İnşaat sektörü sevindi
İzmir Emlak Komisyoncuları Odası Başkanı Mesut Güleroğlu başta olmak üzere İzmir Ticaret Odası Meclis Üyesi Niyazi Gültekin, İzmir’de önemli inşaat projelerine imza atan Ekmas’ın Yönetim Kurulu Başkanı Özgür Ekmekçioğlu, faizlerin düşmesinin sektörlerinde hareketlilik yaratacağını ifade ettiler. Yıllardır inşaat sektörü ile ayakta duran Türkiye ekonomisi için faizlerin düşmesi gerçekten olumlu etki yaratacak bir gelişme ancak, uzun vadede her alanda üretim ekonomisinin ayaklarını yerine oturtmamız gerekiyor.

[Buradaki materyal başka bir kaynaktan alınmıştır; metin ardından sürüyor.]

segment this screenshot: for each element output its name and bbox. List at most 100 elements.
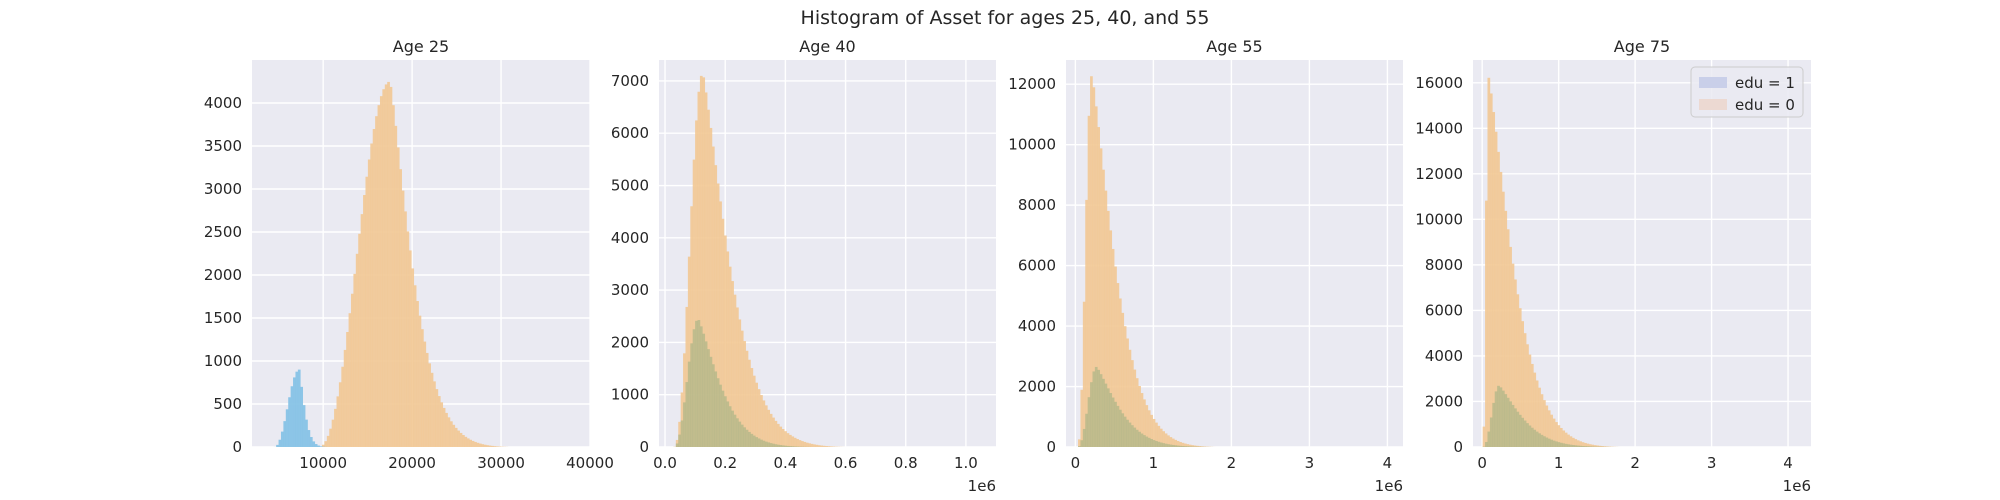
y-tick-label: 1500 [204, 309, 242, 327]
histogram-bar-edu0 [1159, 428, 1163, 447]
histogram-bar-edu0 [793, 437, 797, 447]
y-tick-label: 8000 [1018, 196, 1056, 214]
series-histogram-bar-edu1 [673, 320, 814, 447]
histogram-bar-edu0 [827, 446, 831, 447]
histogram-bar-edu0 [1487, 77, 1491, 448]
histogram-bar-edu0 [445, 412, 448, 447]
histogram-bar-edu0 [1581, 442, 1585, 447]
histogram-bar-edu1 [1509, 401, 1512, 447]
histogram-bar-edu1 [764, 441, 768, 447]
histogram-bar-edu1 [1485, 441, 1488, 447]
histogram-bar-edu0 [1082, 301, 1086, 447]
histogram-bar-edu0 [1123, 326, 1127, 447]
histogram-bar-edu1 [714, 371, 718, 447]
histogram-bar-edu1 [685, 382, 689, 447]
histogram-bar-edu0 [1584, 442, 1587, 447]
series-histogram-bar-edu1 [1482, 385, 1619, 447]
histogram-bar-edu1 [1157, 441, 1161, 447]
histogram-bar-edu0 [370, 143, 374, 447]
histogram-bar-edu1 [1504, 394, 1508, 447]
histogram-bar-edu0 [1571, 437, 1575, 447]
histogram-bar-edu0 [796, 439, 799, 447]
histogram-bar-edu1 [678, 434, 681, 447]
histogram-bar-edu0 [437, 396, 441, 447]
histogram-bar-edu1 [757, 438, 761, 447]
x-tick-label: 40000 [566, 454, 614, 472]
histogram-bar-edu1 [1094, 366, 1098, 447]
histogram-bar-edu0 [810, 443, 814, 447]
histogram-bar-edu0 [748, 359, 751, 447]
histogram-bar-edu0 [1521, 321, 1524, 447]
histogram-bar-edu0 [1501, 191, 1505, 447]
histogram-bar-edu1 [1516, 411, 1520, 447]
histogram-bar-edu1 [1526, 423, 1529, 447]
x-tick-label: 10000 [299, 454, 347, 472]
histogram-bar-edu0 [1157, 425, 1161, 447]
x-axis-offset-label: 1e6 [1375, 477, 1403, 495]
histogram-bar-edu0 [825, 446, 828, 447]
histogram-bar-edu1 [1111, 397, 1115, 447]
histogram-bar-edu0 [697, 91, 701, 447]
histogram-bar-edu0 [1526, 344, 1529, 447]
histogram-bar-edu0 [1147, 410, 1151, 447]
histogram-bar-edu0 [462, 435, 465, 447]
histogram-bar-edu0 [404, 211, 407, 447]
histogram-bar-edu0 [786, 433, 790, 447]
histogram-bar-edu0 [399, 169, 402, 447]
x-tick-label: 0 [1071, 454, 1081, 472]
histogram-bar-edu0 [1543, 400, 1546, 447]
histogram-bar-edu0 [1511, 263, 1515, 447]
histogram-bar-edu0 [1195, 445, 1199, 447]
histogram-bar-edu0 [772, 417, 775, 447]
legend-swatch [1699, 77, 1727, 88]
y-tick-label: 3000 [204, 180, 242, 198]
y-tick-label: 3000 [611, 281, 649, 299]
histogram-bar-edu1 [736, 418, 739, 447]
histogram-bar-edu0 [406, 231, 410, 447]
histogram-bar-edu0 [776, 423, 780, 447]
histogram-bar-edu0 [714, 165, 718, 447]
histogram-bar-edu0 [1579, 441, 1582, 447]
histogram-bar-edu1 [728, 406, 732, 447]
histogram-bar-edu1 [283, 421, 287, 447]
histogram-bar-edu0 [711, 146, 715, 448]
x-tick-label: 3 [1707, 454, 1717, 472]
histogram-bar-edu0 [452, 424, 456, 447]
histogram-bar-edu1 [1501, 390, 1505, 447]
histogram-bar-edu0 [1138, 385, 1141, 447]
histogram-bar-edu0 [781, 429, 785, 447]
histogram-bar-edu1 [699, 326, 703, 447]
histogram-bar-edu0 [454, 427, 458, 447]
histogram-bar-edu0 [769, 413, 773, 447]
histogram-bar-edu0 [334, 408, 337, 447]
histogram-bar-edu0 [1552, 418, 1556, 447]
histogram-bar-edu1 [1176, 445, 1180, 447]
y-tick-label: 12000 [1415, 165, 1463, 183]
histogram-bar-edu0 [353, 273, 357, 447]
histogram-bar-edu0 [1603, 446, 1607, 447]
histogram-bar-edu1 [1116, 405, 1120, 447]
x-tick-label: 4 [1783, 454, 1793, 472]
histogram-bar-edu0 [1152, 418, 1156, 447]
histogram-bar-edu0 [1174, 439, 1178, 447]
histogram-bar-edu0 [1598, 445, 1602, 447]
series-histogram-bar-edu0 [1482, 77, 1621, 448]
histogram-bar-edu1 [1581, 446, 1585, 447]
y-tick-label: 4000 [611, 229, 649, 247]
x-axis-offset-label: 1e6 [968, 477, 996, 495]
histogram-bar-edu0 [743, 341, 746, 447]
histogram-bar-edu0 [817, 445, 821, 447]
y-tick-label: 16000 [1415, 74, 1463, 92]
histogram-bar-edu0 [1097, 127, 1100, 448]
histogram-bar-edu0 [1547, 410, 1551, 447]
histogram-bar-edu1 [305, 419, 308, 447]
histogram-bar-edu0 [813, 444, 816, 447]
histogram-bar-edu0 [367, 159, 371, 448]
histogram-bar-edu0 [1145, 405, 1149, 447]
legend: edu = 1 edu = 0 [1690, 66, 1804, 118]
histogram-bar-edu0 [1506, 229, 1510, 447]
histogram-bar-edu0 [1080, 389, 1084, 447]
histogram-bar-edu1 [1523, 420, 1527, 447]
histogram-bar-edu1 [309, 437, 313, 447]
histogram-bar-edu0 [377, 105, 381, 447]
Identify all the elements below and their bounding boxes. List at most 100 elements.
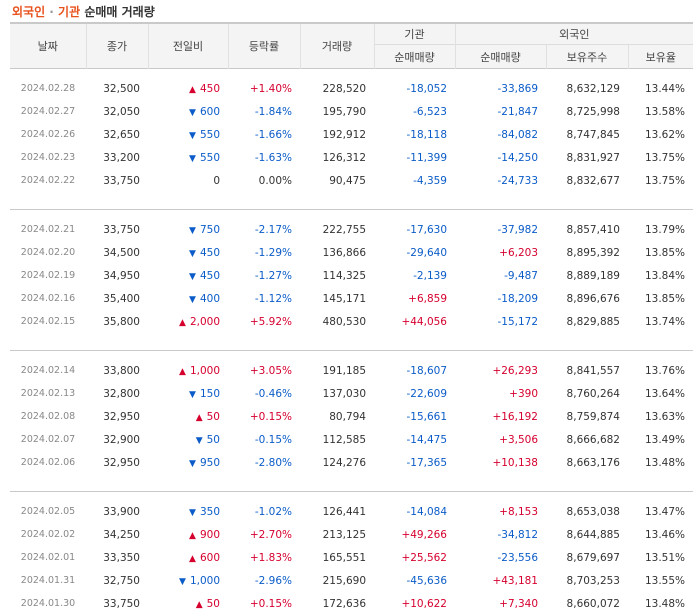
foreign-ratio-cell: 13.48%	[628, 592, 693, 615]
change-cell: 0	[148, 169, 228, 192]
col-inst-net-header[interactable]: 순매매량	[374, 45, 455, 69]
foreign-ratio-cell: 13.51%	[628, 546, 693, 569]
change-value: 400	[200, 293, 220, 305]
triangle-up-icon: ▲	[189, 531, 196, 541]
date-cell: 2024.02.20	[10, 241, 86, 264]
page-title: 외국인 · 기관 순매매 거래량	[12, 2, 155, 22]
volume-cell: 192,912	[300, 123, 374, 146]
change-cell: ▼150	[148, 382, 228, 405]
close-cell: 32,750	[86, 569, 148, 592]
change-value: 950	[200, 457, 220, 469]
close-cell: 32,950	[86, 405, 148, 428]
date-cell: 2024.02.27	[10, 100, 86, 123]
triangle-down-icon: ▼	[189, 272, 196, 282]
foreign-shares-cell: 8,857,410	[546, 218, 628, 241]
foreign-shares-cell: 8,632,129	[546, 77, 628, 100]
triangle-down-icon: ▼	[189, 226, 196, 236]
group-divider	[10, 333, 693, 351]
change-cell: ▲1,000	[148, 359, 228, 382]
foreign-net-cell: +3,506	[455, 428, 546, 451]
rate-cell: -1.66%	[228, 123, 300, 146]
foreign-net-cell: -37,982	[455, 218, 546, 241]
triangle-down-icon: ▼	[196, 436, 203, 446]
foreign-ratio-cell: 13.75%	[628, 146, 693, 169]
inst-net-cell: +49,266	[374, 523, 455, 546]
inst-net-cell: -29,640	[374, 241, 455, 264]
col-foreign-shares-header[interactable]: 보유주수	[546, 45, 628, 69]
change-value: 750	[200, 224, 220, 236]
group-institution-header: 기관	[374, 23, 455, 45]
volume-cell: 195,790	[300, 100, 374, 123]
change-cell: ▲600	[148, 546, 228, 569]
group-spacer	[10, 210, 693, 219]
rate-cell: +1.40%	[228, 77, 300, 100]
col-close-header[interactable]: 종가	[86, 23, 148, 69]
foreign-shares-cell: 8,831,927	[546, 146, 628, 169]
inst-net-cell: -45,636	[374, 569, 455, 592]
volume-cell: 222,755	[300, 218, 374, 241]
change-cell: ▼350	[148, 500, 228, 523]
change-value: 450	[200, 247, 220, 259]
col-date-header[interactable]: 날짜	[10, 23, 86, 69]
date-cell: 2024.01.30	[10, 592, 86, 615]
volume-cell: 80,794	[300, 405, 374, 428]
inst-net-cell: -4,359	[374, 169, 455, 192]
foreign-ratio-cell: 13.55%	[628, 569, 693, 592]
group-divider	[10, 474, 693, 492]
inst-net-cell: -6,523	[374, 100, 455, 123]
close-cell: 32,800	[86, 382, 148, 405]
close-cell: 33,750	[86, 218, 148, 241]
rate-cell: +3.05%	[228, 359, 300, 382]
change-value: 550	[200, 129, 220, 141]
change-value: 550	[200, 152, 220, 164]
triangle-up-icon: ▲	[196, 413, 203, 423]
change-cell: ▼450	[148, 264, 228, 287]
rate-cell: -1.02%	[228, 500, 300, 523]
foreign-shares-cell: 8,666,682	[546, 428, 628, 451]
trading-table-container: 날짜 종가 전일비 등락률 거래량 기관 외국인 순매매량 순매매량 보유주수 …	[10, 22, 693, 615]
close-cell: 32,900	[86, 428, 148, 451]
inst-net-cell: -14,475	[374, 428, 455, 451]
volume-cell: 165,551	[300, 546, 374, 569]
foreign-ratio-cell: 13.84%	[628, 264, 693, 287]
col-volume-header[interactable]: 거래량	[300, 23, 374, 69]
date-cell: 2024.01.31	[10, 569, 86, 592]
volume-cell: 112,585	[300, 428, 374, 451]
date-cell: 2024.02.14	[10, 359, 86, 382]
volume-cell: 145,171	[300, 287, 374, 310]
col-foreign-ratio-header[interactable]: 보유율	[628, 45, 693, 69]
foreign-shares-cell: 8,832,677	[546, 169, 628, 192]
foreign-ratio-cell: 13.49%	[628, 428, 693, 451]
volume-cell: 90,475	[300, 169, 374, 192]
date-cell: 2024.02.06	[10, 451, 86, 474]
inst-net-cell: -17,630	[374, 218, 455, 241]
rate-cell: -1.29%	[228, 241, 300, 264]
close-cell: 34,250	[86, 523, 148, 546]
col-rate-header[interactable]: 등락률	[228, 23, 300, 69]
inst-net-cell: -14,084	[374, 500, 455, 523]
foreign-shares-cell: 8,760,264	[546, 382, 628, 405]
foreign-shares-cell: 8,747,845	[546, 123, 628, 146]
foreign-net-cell: -18,209	[455, 287, 546, 310]
col-foreign-net-header[interactable]: 순매매량	[455, 45, 546, 69]
rate-cell: -1.63%	[228, 146, 300, 169]
change-value: 50	[207, 598, 220, 610]
triangle-down-icon: ▼	[189, 108, 196, 118]
change-value: 900	[200, 529, 220, 541]
title-institution: 기관	[58, 5, 80, 19]
col-change-header[interactable]: 전일비	[148, 23, 228, 69]
foreign-shares-cell: 8,725,998	[546, 100, 628, 123]
rate-cell: -1.27%	[228, 264, 300, 287]
rate-cell: -1.84%	[228, 100, 300, 123]
volume-cell: 126,441	[300, 500, 374, 523]
change-value: 2,000	[190, 316, 220, 328]
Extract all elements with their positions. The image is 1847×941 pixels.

Faizlerin düşmesinin ardından görüştüğüm organize sanayi bölgeleri başkanları da “Faizler düştü şimdi sanayiye yatırım zamanı” diyorlar. Ekonomide tabii faizlerin düşmesi tek başına yatırım kararlarının verilmesi için yeterli değil. Bunun yanında diğer ekonomik verilerin de iyileşmesi her şeyden önce yatırımcıların geleceğe her anlamda güvenle bakmaları çok önemli. Şu anda ne yazık ki tam anlamıyla bunlar sağlanmış değil. Ama bunlar başarılamayacak şeyler de değil.
Tek yol üretim ekonomisi
Bunun için tabii ki yıllardır söylenen eğitim ve hukuk başta olmak üzere yapısal reformların yapılması, hem teori hem de pratikte yerli ve milli üretim esasına uygun olarak ekonominin yeniden şekillendirilmesi gerekiyor. Medya Takip Merkezi’nin yaptığı aylık araştırmaya göre Temmuz ayında biz hala en çok dolar kurunu konuşuyorsak daha yapılması gerekenlerin çok uzağındayız demektir. Ülke kaynaklarının verimli kullanılması ve toplumsal faydanın en üst noktada oluşması için adımlar atmalıyız.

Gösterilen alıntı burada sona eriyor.